His lips hovered over hers, breath mixing — and then, he kissed her.

It wasn't gentle.

It was messy, demanding, full of suppressed hunger and maddening obsession. She gripped his shirt, tugging him closer as he walked her backward, lips never leaving hers. Her robe slipped off her shoulder as his hand explored the soft curve of her back.

"You drive me insane," he muttered against her lips.

"And yet, you keep coming back."

"Because I belong nowhere else but here," he growled, lifting her in one swift motion. Her legs wrapped around him instinctively as he carried her to the bedroom, never breaking the kiss, his hands worshipping every inch of her body.

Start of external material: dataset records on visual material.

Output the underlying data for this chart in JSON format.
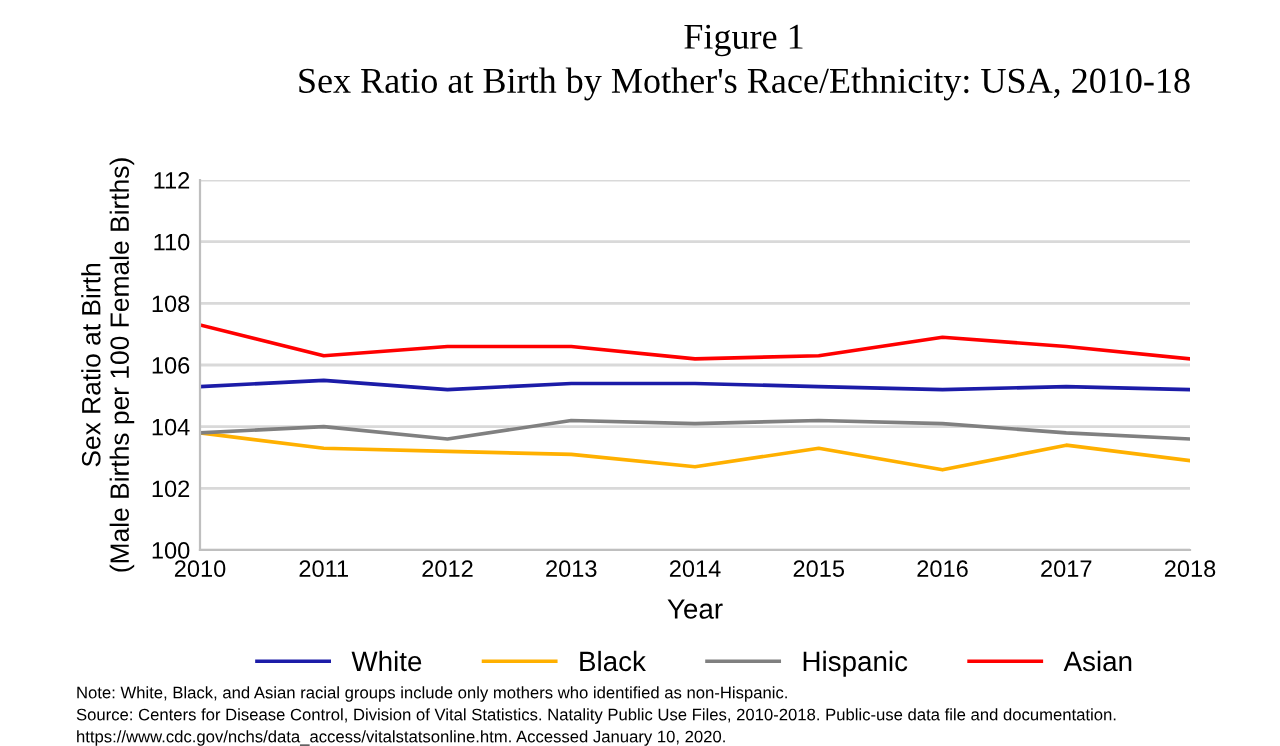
{
  "chart_data": {
    "type": "line",
    "title": "Figure 1",
    "subtitle": "Sex Ratio at Birth by Mother's Race/Ethnicity: USA, 2010-18",
    "xlabel": "Year",
    "ylabel": "Sex Ratio at Birth\n(Male Births per 100 Female Births)",
    "x": [
      2010,
      2011,
      2012,
      2013,
      2014,
      2015,
      2016,
      2017,
      2018
    ],
    "series": [
      {
        "name": "White",
        "color": "#1c1ca8",
        "values": [
          105.3,
          105.5,
          105.2,
          105.4,
          105.4,
          105.3,
          105.2,
          105.3,
          105.2
        ]
      },
      {
        "name": "Black",
        "color": "#ffb000",
        "values": [
          103.8,
          103.3,
          103.2,
          103.1,
          102.7,
          103.3,
          102.6,
          103.4,
          102.9
        ]
      },
      {
        "name": "Hispanic",
        "color": "#808080",
        "values": [
          103.8,
          104.0,
          103.6,
          104.2,
          104.1,
          104.2,
          104.1,
          103.8,
          103.6
        ]
      },
      {
        "name": "Asian",
        "color": "#ff0000",
        "values": [
          107.3,
          106.3,
          106.6,
          106.6,
          106.2,
          106.3,
          106.9,
          106.6,
          106.2
        ]
      }
    ],
    "xlim": [
      2010,
      2018
    ],
    "xticks": [
      2010,
      2011,
      2012,
      2013,
      2014,
      2015,
      2016,
      2017,
      2018
    ],
    "ylim": [
      100,
      112
    ],
    "yticks": [
      100,
      102,
      104,
      106,
      108,
      110,
      112
    ],
    "grid": "y",
    "legend": "bottom",
    "marker": "none",
    "line_style": "solid",
    "annotations": [
      "Note: White, Black, and Asian racial groups include only mothers who identified as non-Hispanic.",
      "Source: Centers for Disease Control, Division of Vital Statistics. Natality Public Use Files, 2010-2018. Public-use data file and documentation.",
      "https://www.cdc.gov/nchs/data_access/vitalstatsonline.htm. Accessed January 10, 2020."
    ]
  }
}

He laid her on the bed with reverence and fire — as if placing his heart down with her.

Meher’s breath hitched as his fingers teased along her thigh, slipping beneath the silk of her robe, stroking her skin with slow, calculated control. Her lips parted, eyes fluttering shut as he trailed kisses down her neck, to her collarbone — slow, torturous, obsessed.

"I want to feel you fall apart under my hands," he whispered into her skin, voice rough with need.

"And what makes you think I won’t make you fall first?" she replied, voice trembling with both desire and power.

He smiled — that rare smile only she ever got to see — and kissed her like she was his first sin and last salvation.

The room faded into shadows and shivers. Nothing existed beyond their shared breath, tangled limbs, and the quiet gasp of two people who had burned the world to rule it — and now, burned each other to stay alive.